To view the cartograms, move your mouse over one of the cartograms and click the "Source" button when it appears beneath it. This will open the cartogram in a full sized window (they do not have full functionality on mobile platforms). Also:
- Ensure that you have the latest version of java and an up to date browser running.
- Hover the mouse over a cartogram. When you see the option for "Source" appear beneath the cartogram, click on it. This will launch the cartogram in a full browser window.
- In the full cartogram you can click a given territory (e.g., Canada) and its trade network will be highlighted and a side-bar with additional information will pop-up.
- Read flow lines in a clockwise direction from a given territory to the territory(ies) that report receiving shipments of e-waste from it.

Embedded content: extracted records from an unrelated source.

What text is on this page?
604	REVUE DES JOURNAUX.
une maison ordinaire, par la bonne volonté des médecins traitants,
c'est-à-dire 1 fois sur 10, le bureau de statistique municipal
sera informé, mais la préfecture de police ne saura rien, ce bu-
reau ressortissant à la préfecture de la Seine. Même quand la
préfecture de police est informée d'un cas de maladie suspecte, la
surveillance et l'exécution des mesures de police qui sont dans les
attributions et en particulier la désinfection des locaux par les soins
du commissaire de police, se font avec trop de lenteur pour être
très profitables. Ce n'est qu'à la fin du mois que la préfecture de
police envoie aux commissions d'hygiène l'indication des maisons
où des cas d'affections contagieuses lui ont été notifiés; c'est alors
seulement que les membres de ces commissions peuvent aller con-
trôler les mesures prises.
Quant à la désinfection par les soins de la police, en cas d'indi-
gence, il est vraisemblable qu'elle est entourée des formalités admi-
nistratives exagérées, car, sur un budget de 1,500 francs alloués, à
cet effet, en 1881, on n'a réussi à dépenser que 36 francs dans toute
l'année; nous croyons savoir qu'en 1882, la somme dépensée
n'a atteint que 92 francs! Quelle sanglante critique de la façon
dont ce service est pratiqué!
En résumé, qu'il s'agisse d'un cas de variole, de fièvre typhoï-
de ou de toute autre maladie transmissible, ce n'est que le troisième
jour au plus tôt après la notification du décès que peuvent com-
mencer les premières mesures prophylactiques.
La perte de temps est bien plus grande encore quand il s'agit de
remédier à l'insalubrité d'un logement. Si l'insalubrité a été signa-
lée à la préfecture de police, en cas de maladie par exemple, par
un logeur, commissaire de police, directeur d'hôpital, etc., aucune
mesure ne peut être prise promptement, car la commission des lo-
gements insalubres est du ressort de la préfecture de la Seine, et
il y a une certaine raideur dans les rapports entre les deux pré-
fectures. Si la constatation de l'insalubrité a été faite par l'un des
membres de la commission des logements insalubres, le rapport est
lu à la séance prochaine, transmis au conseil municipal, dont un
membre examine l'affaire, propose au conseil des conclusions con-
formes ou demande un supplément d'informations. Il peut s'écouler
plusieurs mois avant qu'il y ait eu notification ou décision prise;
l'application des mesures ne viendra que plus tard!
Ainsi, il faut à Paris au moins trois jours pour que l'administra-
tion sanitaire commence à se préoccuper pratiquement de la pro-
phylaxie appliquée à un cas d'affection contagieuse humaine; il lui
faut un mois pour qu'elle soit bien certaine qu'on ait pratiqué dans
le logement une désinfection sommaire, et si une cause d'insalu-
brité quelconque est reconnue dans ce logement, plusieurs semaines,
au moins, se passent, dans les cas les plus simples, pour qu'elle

- Data were downloaded from COMTRADE and organized in a spreadsheet.
- The organized data were imported into Gephi, a free open-source network analysis software.
- The networks created in Gephi were exported using Sigmajs Exporter, a Gephi plugin produced by the Oxford Internet Institute.
The Gephi networks exported using Sigmajs Exporter currently have some limitations that control the 'look' of the cartograms. These are largely aesthetic, but do have some implications for interpreting the cartograms. For example, it is not currently possible with Sigmajs Exporter to display the value of trade flows (e.g., with a data value adjacent to a given flow line). Thus interpretation of trade volumes is currently limited to visual comparisons of flow line thickness (thicker lines equal greater volumes of flow and vice versa). Also, some flow line colors render inconsistently. This is an artefact of the Sigmajs Exporter plugin and amounts to an aesthetic issue and should not be interpreted as having anything to do with the underlying data.
Chapter 4 | Charting Flows of Electronic Waste
Chapter 4 summary and figures.
This chapter examines the seemingly simple question of where e-waste goes once it is discarded. As I argue, however, this question is entangled with more difficult ones explored throughout the book: what counts as waste? To whom? Where? And under what conditions?
With respect to data for e-waste flows over time, it would appear that trade for various forms of reuse (e.g., direct reuse, repair, refurbishment) rather than dumping provide a more likely explanation of underlying trade patterns.